Yeah, it would be pretty interesting to be able to use this as an Android development environment. It should be significantly faster than current approaches with emulation.
Read OP's first line again. Note how it says "on Fedora" without specifying hardware, which last I checked is mutually exclusive with "on ChromeOS and a pixelbook".
The question was how to get it working on a non-ChromeOS device and system, and you provided instructions for ChromeOS. I don't believe they'll work, but hey, I can try it.

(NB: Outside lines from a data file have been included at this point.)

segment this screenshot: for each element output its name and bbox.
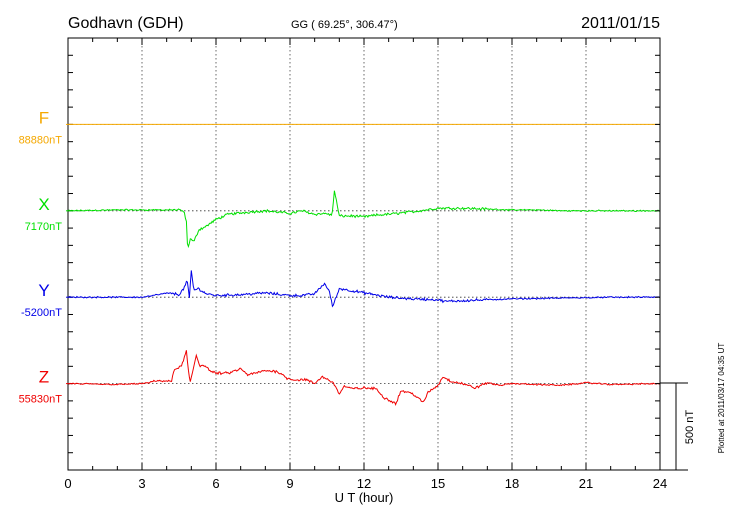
baseline-value-z: 55830nT: [19, 394, 63, 406]
series-name-z: Z: [39, 368, 49, 387]
baseline-value-y: -5200nT: [21, 307, 62, 319]
x-tick-label: 9: [286, 476, 293, 491]
x-tick-label: 0: [64, 476, 71, 491]
x-tick-label: 24: [653, 476, 667, 491]
plot-date: 2011/01/15: [581, 15, 660, 32]
axis-ticks: 0 3 6 9 12 15 18 21 24: [64, 38, 667, 491]
series-name-y: Y: [38, 281, 49, 300]
x-tick-label: 18: [505, 476, 519, 491]
series-name-x: X: [38, 195, 49, 214]
scale-bar-label: 500 nT: [684, 410, 696, 445]
traces: [67, 123, 661, 406]
x-tick-label: 15: [431, 476, 445, 491]
baseline-value-x: 7170nT: [25, 221, 63, 233]
plotted-timestamp: Plotted at 2011/03/17 04:35 UT: [717, 343, 726, 454]
trace-y: [67, 270, 661, 308]
series-labels: F 88880nT X 7170nT Y -5200nT Z 55830nT: [19, 108, 73, 406]
station-coords: GG ( 69.25°, 306.47°): [291, 19, 398, 31]
x-tick-label: 12: [357, 476, 371, 491]
x-tick-label: 3: [138, 476, 145, 491]
x-axis-label: U T (hour): [335, 490, 394, 505]
x-tick-label: 6: [212, 476, 219, 491]
baseline-value-f: 88880nT: [19, 134, 63, 146]
trace-z: [67, 350, 661, 406]
station-title: Godhavn (GDH): [68, 15, 184, 32]
series-name-f: F: [39, 108, 49, 127]
grid: [68, 38, 660, 470]
trace-x: [67, 190, 661, 249]
x-tick-label: 21: [579, 476, 593, 491]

On my self-built desktop, running Ubuntu 17.10, the following result happens:
zsh: command not found: google-chrome-stable
zsh: command not found: vmc
So, again, how do I get any of this running on an actual desktop OS, on a usual computer?
You just claimed I can, please provide instructions, or please stop trolling.
Parent commenters said that they wanted to do the same thing as OP article but on Fedora instead of on Chrome OS. You responded to them with how to do it on Chrome OS which is not what they were looking for.
It’s like if you asked me “can I develop iOS apps with Chrome OS on my Chromebook?” and I told you “sure, in macOS on your MacBook just ...”.
No one's expecting to be able to use it right away. But maybe a Chrome OS (which is a modified Gentoo, after all) feature can be ported to another Linux distro.
At the very least, one would need to replace what sounds like a surfaceflinger <-> wayland proxy.